À preuve, Ford et le shampoing Biomen ont tenté le coup... et ont échoué. Pour la voiture Ford Figo, l'agence JWT India a conçu une affiche avec un Berlusconi souriant à bord d'une voiture dans le coffre de laquelle se trouvent trois femmes légèrement vêtues et ligotées. Le slogan: «Laissez vos problèmes derrière vous grâce à Figo!» Or, la publicité a été diffusée au moment où de sordides histoires d'agressions contre les femmes secouaient l'Inde.

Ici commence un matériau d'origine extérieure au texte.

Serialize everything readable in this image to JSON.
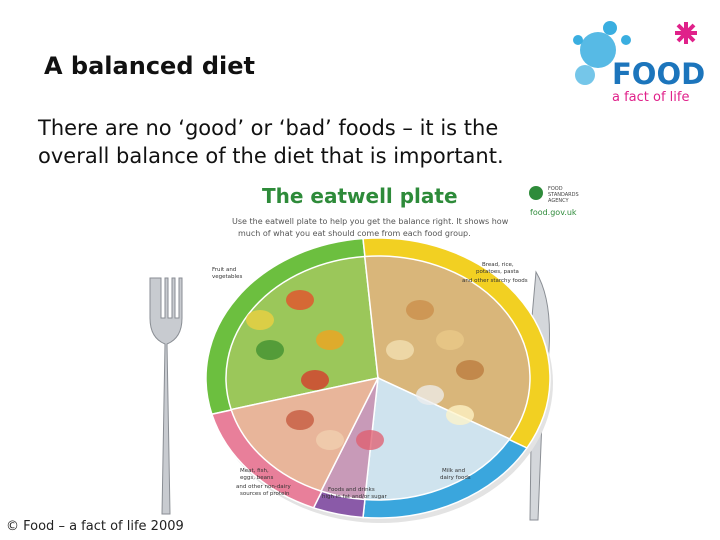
{
  "slide": {
    "title": "A balanced diet",
    "body": [
      "There are no  ‘good’  or  ‘bad’  foods – it is the",
      "overall balance of the diet that is important."
    ],
    "logo": {
      "word": "FOOD",
      "tagline": "a fact of life"
    },
    "plate": {
      "heading": "The eatwell plate",
      "intro": [
        "Use the eatwell plate to help you get the balance right. It shows how",
        "much of what you eat should come from each food group."
      ],
      "agency": [
        "FOOD",
        "STANDARDS",
        "AGENCY"
      ],
      "website": "food.gov.uk",
      "groups": {
        "fruit_veg": [
          "Fruit and",
          "vegetables"
        ],
        "starchy": [
          "Bread, rice,",
          "potatoes, pasta",
          "and other starchy foods"
        ],
        "protein": [
          "Meat, fish,",
          "eggs, beans",
          "and other non-dairy",
          "sources of protein"
        ],
        "dairy": [
          "Milk and",
          "dairy foods"
        ],
        "fat_sugar": [
          "Foods and drinks",
          "high in fat and/or sugar"
        ]
      }
    },
    "footer": "© Food – a fact of life 2009"
  }
}
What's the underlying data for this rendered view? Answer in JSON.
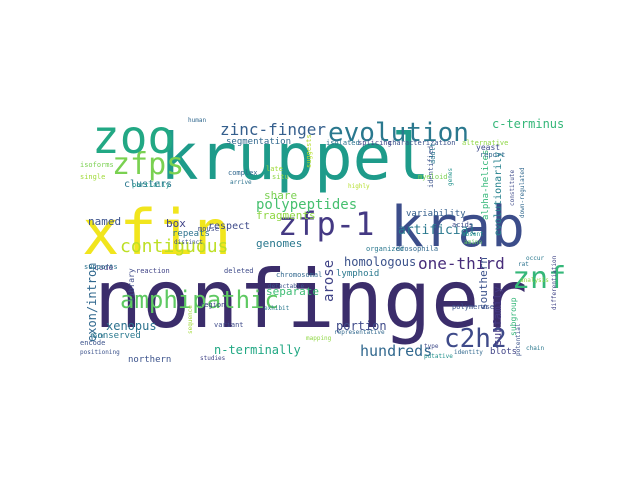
{
  "words": [
    {
      "text": "nonfinger",
      "color": "#3b2d6b"
    },
    {
      "text": "kruppel",
      "color": "#1e9b8a"
    },
    {
      "text": "xfin",
      "color": "#f1e51d"
    },
    {
      "text": "krab",
      "color": "#3c4d8a"
    },
    {
      "text": "zoo",
      "color": "#22a884"
    },
    {
      "text": "evolution",
      "color": "#2a788e"
    },
    {
      "text": "zfp-1",
      "color": "#443983"
    },
    {
      "text": "znf91",
      "color": "#35b779"
    },
    {
      "text": "zfps",
      "color": "#7ad151"
    },
    {
      "text": "amphipathic",
      "color": "#5ec962"
    },
    {
      "text": "c2h2",
      "color": "#3e4a89"
    },
    {
      "text": "zinc-finger",
      "color": "#355f8d"
    },
    {
      "text": "contiguous",
      "color": "#bddf26"
    },
    {
      "text": "one-third",
      "color": "#472c7a"
    },
    {
      "text": "hundreds",
      "color": "#31688e"
    },
    {
      "text": "polypeptides",
      "color": "#46c06f"
    },
    {
      "text": "homologous",
      "color": "#3b528b"
    },
    {
      "text": "artificial",
      "color": "#2a788e"
    },
    {
      "text": "c-terminus",
      "color": "#35b779"
    },
    {
      "text": "xenopus",
      "color": "#2c728e"
    },
    {
      "text": "n-terminally",
      "color": "#22a884"
    },
    {
      "text": "portion",
      "color": "#3e4a89"
    },
    {
      "text": "genomes",
      "color": "#2a788e"
    },
    {
      "text": "arose",
      "color": "#414487"
    },
    {
      "text": "separate",
      "color": "#3dbc74"
    },
    {
      "text": "fragments",
      "color": "#8fd744"
    },
    {
      "text": "share",
      "color": "#7ad151"
    },
    {
      "text": "variability",
      "color": "#355f8d"
    },
    {
      "text": "southern",
      "color": "#3b528b"
    },
    {
      "text": "subfamily",
      "color": "#443983"
    },
    {
      "text": "exon/intron",
      "color": "#31688e"
    },
    {
      "text": "alpha-helices",
      "color": "#35b779"
    },
    {
      "text": "evolutionarily",
      "color": "#26828e"
    },
    {
      "text": "respect",
      "color": "#3e4a89"
    },
    {
      "text": "named",
      "color": "#3b528b"
    },
    {
      "text": "box",
      "color": "#414487"
    },
    {
      "text": "repeats",
      "color": "#2c728e"
    },
    {
      "text": "clusters",
      "color": "#2a788e"
    },
    {
      "text": "segmentation",
      "color": "#31688e"
    },
    {
      "text": "conserved",
      "color": "#2a788e"
    },
    {
      "text": "northern",
      "color": "#3b528b"
    },
    {
      "text": "blots",
      "color": "#414487"
    },
    {
      "text": "lymphoid",
      "color": "#2a788e"
    },
    {
      "text": "library",
      "color": "#3e4a89"
    },
    {
      "text": "code",
      "color": "#443983"
    },
    {
      "text": "subgroup",
      "color": "#35b779"
    },
    {
      "text": "isoforms",
      "color": "#7ad151"
    },
    {
      "text": "single",
      "color": "#a0da39"
    },
    {
      "text": "partially",
      "color": "#21918c"
    },
    {
      "text": "complex",
      "color": "#31688e"
    },
    {
      "text": "suggests",
      "color": "#b5de2b"
    },
    {
      "text": "characterization",
      "color": "#3b528b"
    },
    {
      "text": "alternative",
      "color": "#8fd744"
    },
    {
      "text": "isolated",
      "color": "#2c728e"
    },
    {
      "text": "splicing",
      "color": "#414487"
    },
    {
      "text": "yeast",
      "color": "#3e4a89"
    },
    {
      "text": "report",
      "color": "#31688e"
    },
    {
      "text": "identified",
      "color": "#3b528b"
    },
    {
      "text": "myeloid",
      "color": "#7ad151"
    },
    {
      "text": "adult",
      "color": "#2a788e"
    },
    {
      "text": "genes",
      "color": "#21918c"
    },
    {
      "text": "human",
      "color": "#31688e"
    },
    {
      "text": "late",
      "color": "#a0da39"
    },
    {
      "text": "situ",
      "color": "#8fd744"
    },
    {
      "text": "arrive",
      "color": "#2c728e"
    },
    {
      "text": "highly",
      "color": "#b5de2b"
    },
    {
      "text": "mouse",
      "color": "#3e4a89"
    },
    {
      "text": "distinct",
      "color": "#3b528b"
    },
    {
      "text": "organized",
      "color": "#2a788e"
    },
    {
      "text": "drosophila",
      "color": "#31688e"
    },
    {
      "text": "acids",
      "color": "#3e4a89"
    },
    {
      "text": "amino",
      "color": "#5ec962"
    },
    {
      "text": "absent",
      "color": "#21918c"
    },
    {
      "text": "encode",
      "color": "#3b528b"
    },
    {
      "text": "supports",
      "color": "#2c728e"
    },
    {
      "text": "reaction",
      "color": "#414487"
    },
    {
      "text": "deleted",
      "color": "#3e4a89"
    },
    {
      "text": "chromosomal",
      "color": "#31688e"
    },
    {
      "text": "detectable",
      "color": "#3b528b"
    },
    {
      "text": "exhibit",
      "color": "#2a788e"
    },
    {
      "text": "region",
      "color": "#414487"
    },
    {
      "text": "variant",
      "color": "#3e4a89"
    },
    {
      "text": "representative",
      "color": "#31688e"
    },
    {
      "text": "form",
      "color": "#2c728e"
    },
    {
      "text": "positioning",
      "color": "#3b528b"
    },
    {
      "text": "studies",
      "color": "#414487"
    },
    {
      "text": "type",
      "color": "#3e4a89"
    },
    {
      "text": "putative",
      "color": "#21918c"
    },
    {
      "text": "identity",
      "color": "#31688e"
    },
    {
      "text": "polymerase",
      "color": "#3b528b"
    },
    {
      "text": "chain",
      "color": "#2a788e"
    },
    {
      "text": "mapping",
      "color": "#8fd744"
    },
    {
      "text": "sequence",
      "color": "#a0da39"
    },
    {
      "text": "rat",
      "color": "#2c728e"
    },
    {
      "text": "differentiation",
      "color": "#414487"
    },
    {
      "text": "analysis",
      "color": "#8fd744"
    },
    {
      "text": "constitute",
      "color": "#3e4a89"
    },
    {
      "text": "down-regulated",
      "color": "#31688e"
    },
    {
      "text": "potential",
      "color": "#3b528b"
    },
    {
      "text": "occur",
      "color": "#2a788e"
    }
  ]
}
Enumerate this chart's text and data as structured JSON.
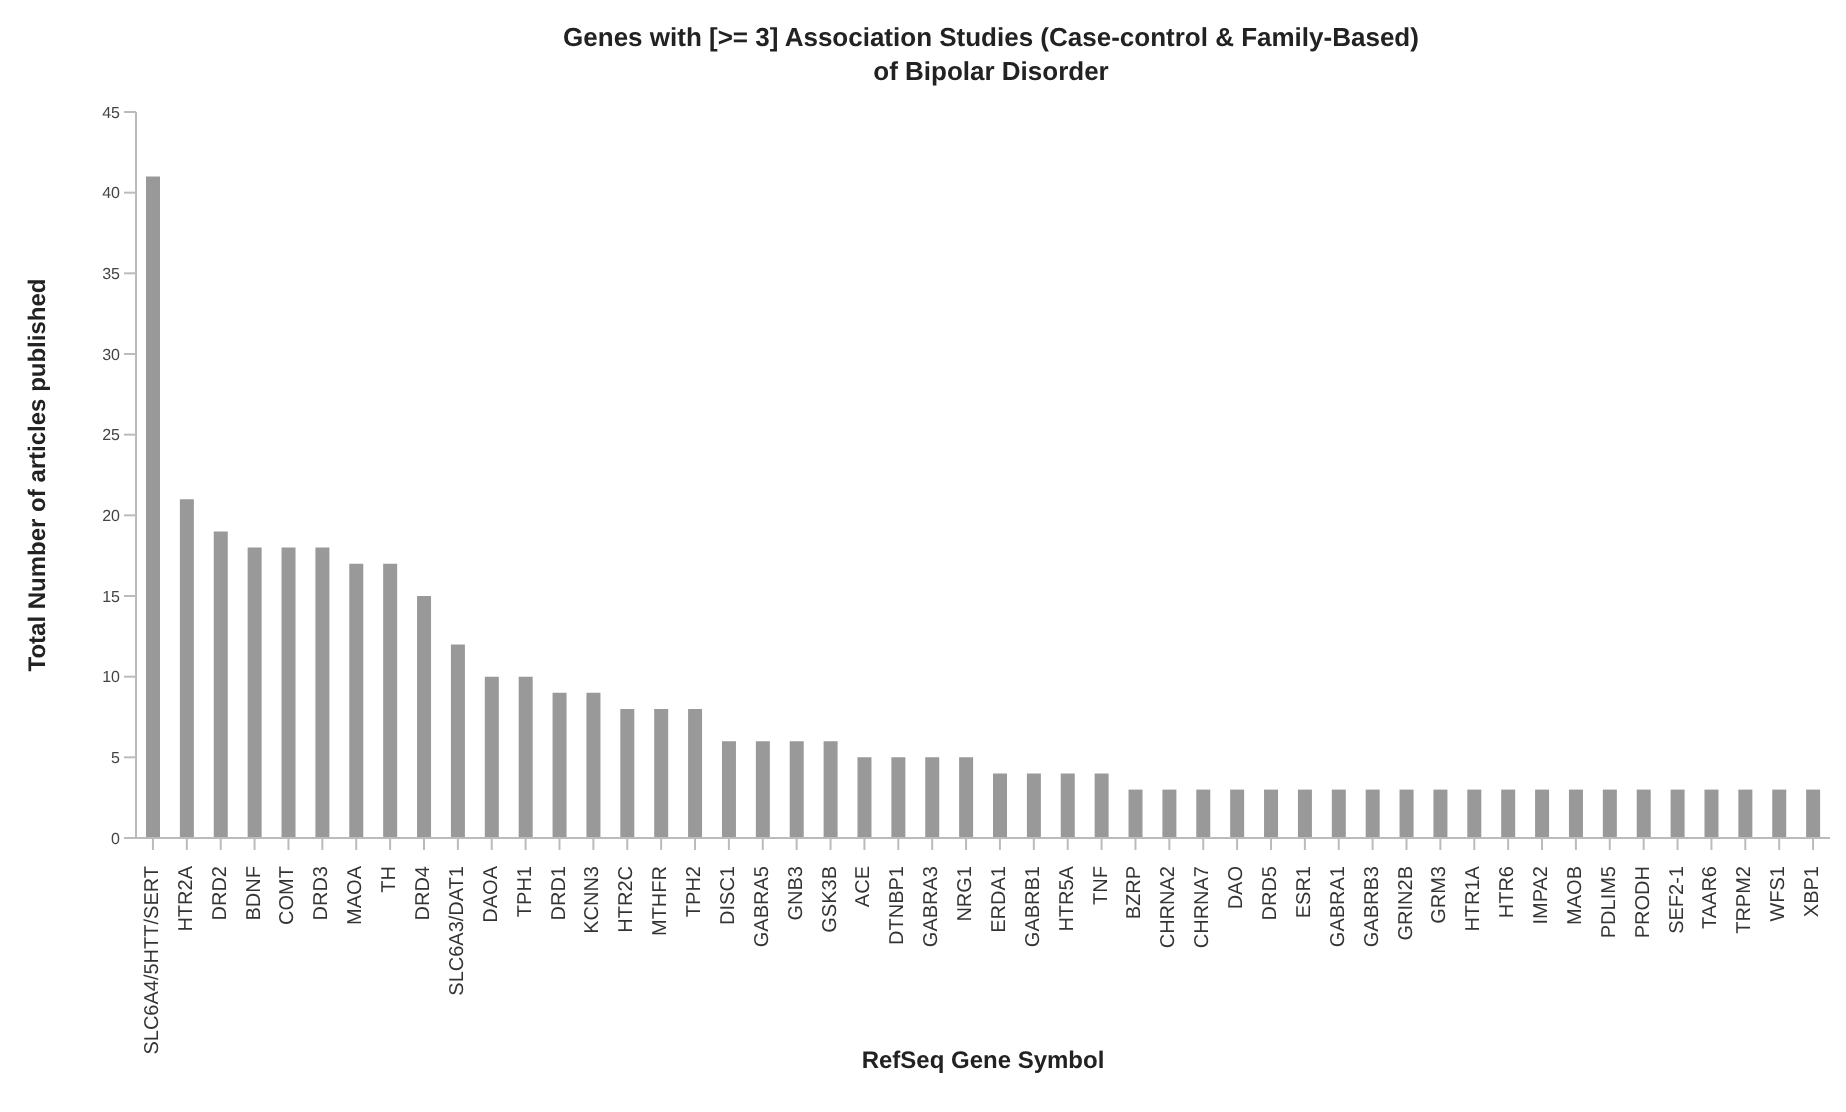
{
  "chart_data": {
    "type": "bar",
    "title": "Genes with [>= 3] Association Studies (Case-control & Family-Based)\nof Bipolar Disorder",
    "xlabel": "RefSeq Gene Symbol",
    "ylabel": "Total Number of articles published",
    "categories": [
      "SLC6A4/5HTT/SERT",
      "HTR2A",
      "DRD2",
      "BDNF",
      "COMT",
      "DRD3",
      "MAOA",
      "TH",
      "DRD4",
      "SLC6A3/DAT1",
      "DAOA",
      "TPH1",
      "DRD1",
      "KCNN3",
      "HTR2C",
      "MTHFR",
      "TPH2",
      "DISC1",
      "GABRA5",
      "GNB3",
      "GSK3B",
      "ACE",
      "DTNBP1",
      "GABRA3",
      "NRG1",
      "ERDA1",
      "GABRB1",
      "HTR5A",
      "TNF",
      "BZRP",
      "CHRNA2",
      "CHRNA7",
      "DAO",
      "DRD5",
      "ESR1",
      "GABRA1",
      "GABRB3",
      "GRIN2B",
      "GRM3",
      "HTR1A",
      "HTR6",
      "IMPA2",
      "MAOB",
      "PDLIM5",
      "PRODH",
      "SEF2-1",
      "TAAR6",
      "TRPM2",
      "WFS1",
      "XBP1"
    ],
    "values": [
      41,
      21,
      19,
      18,
      18,
      18,
      17,
      17,
      15,
      12,
      10,
      10,
      9,
      9,
      8,
      8,
      8,
      6,
      6,
      6,
      6,
      5,
      5,
      5,
      5,
      4,
      4,
      4,
      4,
      3,
      3,
      3,
      3,
      3,
      3,
      3,
      3,
      3,
      3,
      3,
      3,
      3,
      3,
      3,
      3,
      3,
      3,
      3,
      3,
      3
    ],
    "color": "#999999",
    "ylim": [
      0,
      45
    ],
    "yticks": [
      0,
      5,
      10,
      15,
      20,
      25,
      30,
      35,
      40,
      45
    ],
    "grid": false
  }
}
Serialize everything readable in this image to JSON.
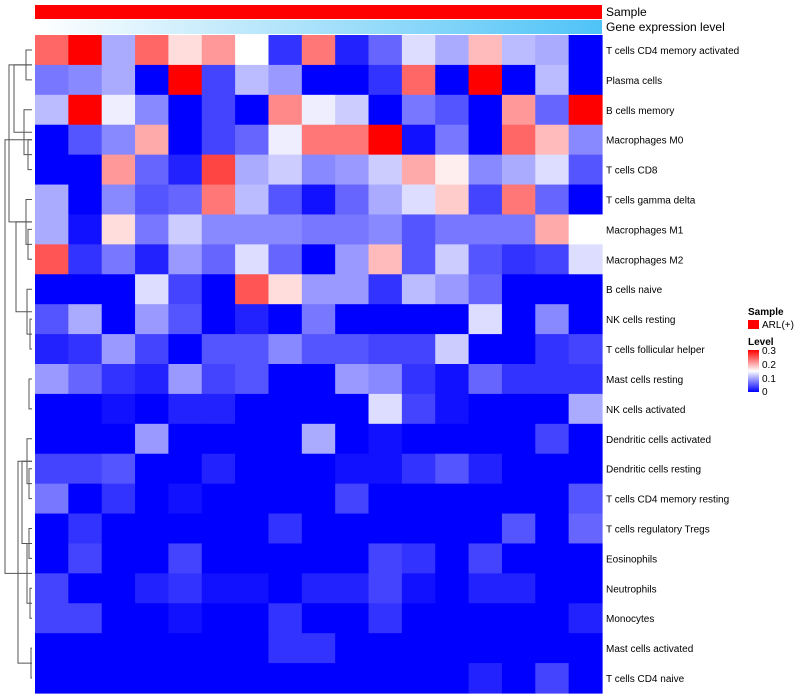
{
  "chart_data": {
    "type": "heatmap",
    "title": "",
    "annotation_tracks": [
      {
        "name": "Sample",
        "kind": "categorical",
        "value": "ARL(+)",
        "color": "#ff0000"
      },
      {
        "name": "Gene expression level",
        "kind": "gradient",
        "color_low": "#ffffff",
        "color_high": "#4fc3f7"
      }
    ],
    "legend": {
      "sample_title": "Sample",
      "sample_items": [
        {
          "label": "ARL(+)",
          "color": "#ff0000"
        }
      ],
      "level_title": "Level",
      "level_ticks": [
        "0.3",
        "0.2",
        "0.1",
        "0"
      ],
      "placement": "right"
    },
    "color_scale": {
      "min": 0,
      "max": 0.3,
      "low": "#0000ff",
      "mid": "#ffffff",
      "high": "#ff0000",
      "mid_value": 0.15
    },
    "n_columns": 17,
    "rows": [
      "T cells CD4 memory activated",
      "Plasma cells",
      "B cells memory",
      "Macrophages M0",
      "T cells CD8",
      "T cells gamma delta",
      "Macrophages M1",
      "Macrophages M2",
      "B cells naive",
      "NK cells resting",
      "T cells follicular helper",
      "Mast cells resting",
      "NK cells activated",
      "Dendritic cells activated",
      "Dendritic cells resting",
      "T cells CD4 memory resting",
      "T cells regulatory  Tregs",
      "Eosinophils",
      "Neutrophils",
      "Monocytes",
      "Mast cells activated",
      "T cells CD4 naive"
    ],
    "values": [
      [
        0.24,
        0.3,
        0.1,
        0.24,
        0.17,
        0.21,
        0.15,
        0.03,
        0.23,
        0.02,
        0.06,
        0.13,
        0.1,
        0.19,
        0.11,
        0.1,
        0.0
      ],
      [
        0.07,
        0.08,
        0.1,
        0.0,
        0.3,
        0.04,
        0.11,
        0.09,
        0.0,
        0.0,
        0.03,
        0.24,
        0.0,
        0.3,
        0.0,
        0.11,
        0.0
      ],
      [
        0.11,
        0.3,
        0.14,
        0.08,
        0.0,
        0.04,
        0.0,
        0.22,
        0.14,
        0.12,
        0.0,
        0.07,
        0.05,
        0.0,
        0.21,
        0.06,
        0.3
      ],
      [
        0.0,
        0.05,
        0.08,
        0.2,
        0.0,
        0.04,
        0.06,
        0.14,
        0.23,
        0.23,
        0.3,
        0.01,
        0.07,
        0.0,
        0.24,
        0.19,
        0.08
      ],
      [
        0.0,
        0.0,
        0.21,
        0.06,
        0.02,
        0.26,
        0.1,
        0.12,
        0.08,
        0.09,
        0.12,
        0.2,
        0.16,
        0.08,
        0.1,
        0.13,
        0.05
      ],
      [
        0.1,
        0.0,
        0.08,
        0.05,
        0.06,
        0.23,
        0.11,
        0.05,
        0.01,
        0.06,
        0.1,
        0.13,
        0.18,
        0.04,
        0.23,
        0.06,
        0.0
      ],
      [
        0.1,
        0.01,
        0.17,
        0.07,
        0.12,
        0.08,
        0.08,
        0.08,
        0.07,
        0.07,
        0.08,
        0.05,
        0.07,
        0.07,
        0.07,
        0.2,
        0.15
      ],
      [
        0.25,
        0.03,
        0.07,
        0.02,
        0.09,
        0.06,
        0.13,
        0.06,
        0.0,
        0.09,
        0.19,
        0.05,
        0.12,
        0.05,
        0.03,
        0.04,
        0.13
      ],
      [
        0.0,
        0.0,
        0.0,
        0.13,
        0.04,
        0.0,
        0.25,
        0.17,
        0.09,
        0.09,
        0.03,
        0.11,
        0.09,
        0.06,
        0.0,
        0.0,
        0.0
      ],
      [
        0.05,
        0.1,
        0.0,
        0.09,
        0.05,
        0.0,
        0.02,
        0.0,
        0.07,
        0.0,
        0.0,
        0.0,
        0.0,
        0.13,
        0.0,
        0.08,
        0.0
      ],
      [
        0.02,
        0.03,
        0.09,
        0.04,
        0.0,
        0.05,
        0.05,
        0.08,
        0.05,
        0.05,
        0.04,
        0.04,
        0.12,
        0.0,
        0.0,
        0.03,
        0.04
      ],
      [
        0.09,
        0.06,
        0.03,
        0.02,
        0.09,
        0.04,
        0.05,
        0.0,
        0.0,
        0.09,
        0.08,
        0.03,
        0.01,
        0.06,
        0.03,
        0.03,
        0.03
      ],
      [
        0.0,
        0.0,
        0.01,
        0.0,
        0.02,
        0.02,
        0.0,
        0.0,
        0.0,
        0.0,
        0.13,
        0.04,
        0.01,
        0.0,
        0.0,
        0.0,
        0.1
      ],
      [
        0.0,
        0.0,
        0.0,
        0.09,
        0.0,
        0.0,
        0.0,
        0.0,
        0.1,
        0.0,
        0.01,
        0.0,
        0.0,
        0.0,
        0.0,
        0.04,
        0.0
      ],
      [
        0.04,
        0.04,
        0.05,
        0.0,
        0.0,
        0.02,
        0.0,
        0.0,
        0.0,
        0.01,
        0.01,
        0.03,
        0.05,
        0.02,
        0.0,
        0.0,
        0.0
      ],
      [
        0.07,
        0.0,
        0.03,
        0.0,
        0.01,
        0.0,
        0.0,
        0.0,
        0.0,
        0.04,
        0.0,
        0.0,
        0.0,
        0.0,
        0.0,
        0.0,
        0.05
      ],
      [
        0.0,
        0.03,
        0.0,
        0.0,
        0.0,
        0.0,
        0.0,
        0.03,
        0.0,
        0.0,
        0.0,
        0.0,
        0.0,
        0.0,
        0.05,
        0.0,
        0.06
      ],
      [
        0.0,
        0.04,
        0.0,
        0.0,
        0.04,
        0.0,
        0.0,
        0.0,
        0.0,
        0.0,
        0.04,
        0.03,
        0.0,
        0.04,
        0.0,
        0.0,
        0.0
      ],
      [
        0.04,
        0.0,
        0.0,
        0.02,
        0.03,
        0.01,
        0.01,
        0.0,
        0.02,
        0.02,
        0.04,
        0.01,
        0.0,
        0.02,
        0.02,
        0.0,
        0.0
      ],
      [
        0.04,
        0.04,
        0.0,
        0.0,
        0.01,
        0.0,
        0.0,
        0.03,
        0.0,
        0.0,
        0.03,
        0.0,
        0.0,
        0.0,
        0.0,
        0.0,
        0.02
      ],
      [
        0.0,
        0.0,
        0.0,
        0.0,
        0.0,
        0.0,
        0.0,
        0.03,
        0.03,
        0.0,
        0.0,
        0.0,
        0.0,
        0.0,
        0.0,
        0.0,
        0.0
      ],
      [
        0.0,
        0.0,
        0.0,
        0.0,
        0.0,
        0.0,
        0.0,
        0.0,
        0.0,
        0.0,
        0.0,
        0.0,
        0.0,
        0.02,
        0.0,
        0.04,
        0.0
      ]
    ]
  }
}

Pour le shampoing turc Biomen, on a utilisé des images de Hitler, à qui on a fait dire: «Si vous ne portez pas de robes de femmes, vous ne devriez pas utiliser son shampoing.» La communauté juive de Turquie s'est indignée. Dans le premier cas, Ford s'est excusé en disant que ce n'était pas une pub officielle du constructeur (décidément...). Dans le deuxième cas, le concepteur a avancé que les plaignants manquaient d'humour...

Lululemon? Pas pour toutes les clientes...

Le président du conseil d'administration et fondateur de Lululemon aurait dû tourner sa langue sept fois avant de dire que ses pantalons de yoga Luon, jugés translucides et retirés du marché, n'étaient pas pour tous les corps. Interviewé par Bloomberg Television, en novembre, Chip Wilson a maladroitement justifié un défaut de fabrication avec ces mots: «Le corps de certaines femmes n'est pas adapté pour nos pantalons» et «c'était une question de volume et d'élasticité». Et ce, plutôt que de soutenir que l'entreprise comptait remédier au problème rapidement. Ironiquement, Chip Wilson avait probablement raison, même s'il marchait sur des oeufs pour tenter de ne pas heurter de sensibilités. Mais les millions de pertes encourues, puis les commentaires dans les médias et sur les réseaux sociaux à la suite de la maladresse «linguistique» ont notamment eu raison de M. Wilson, qui a remis sa démission un mois plus tard.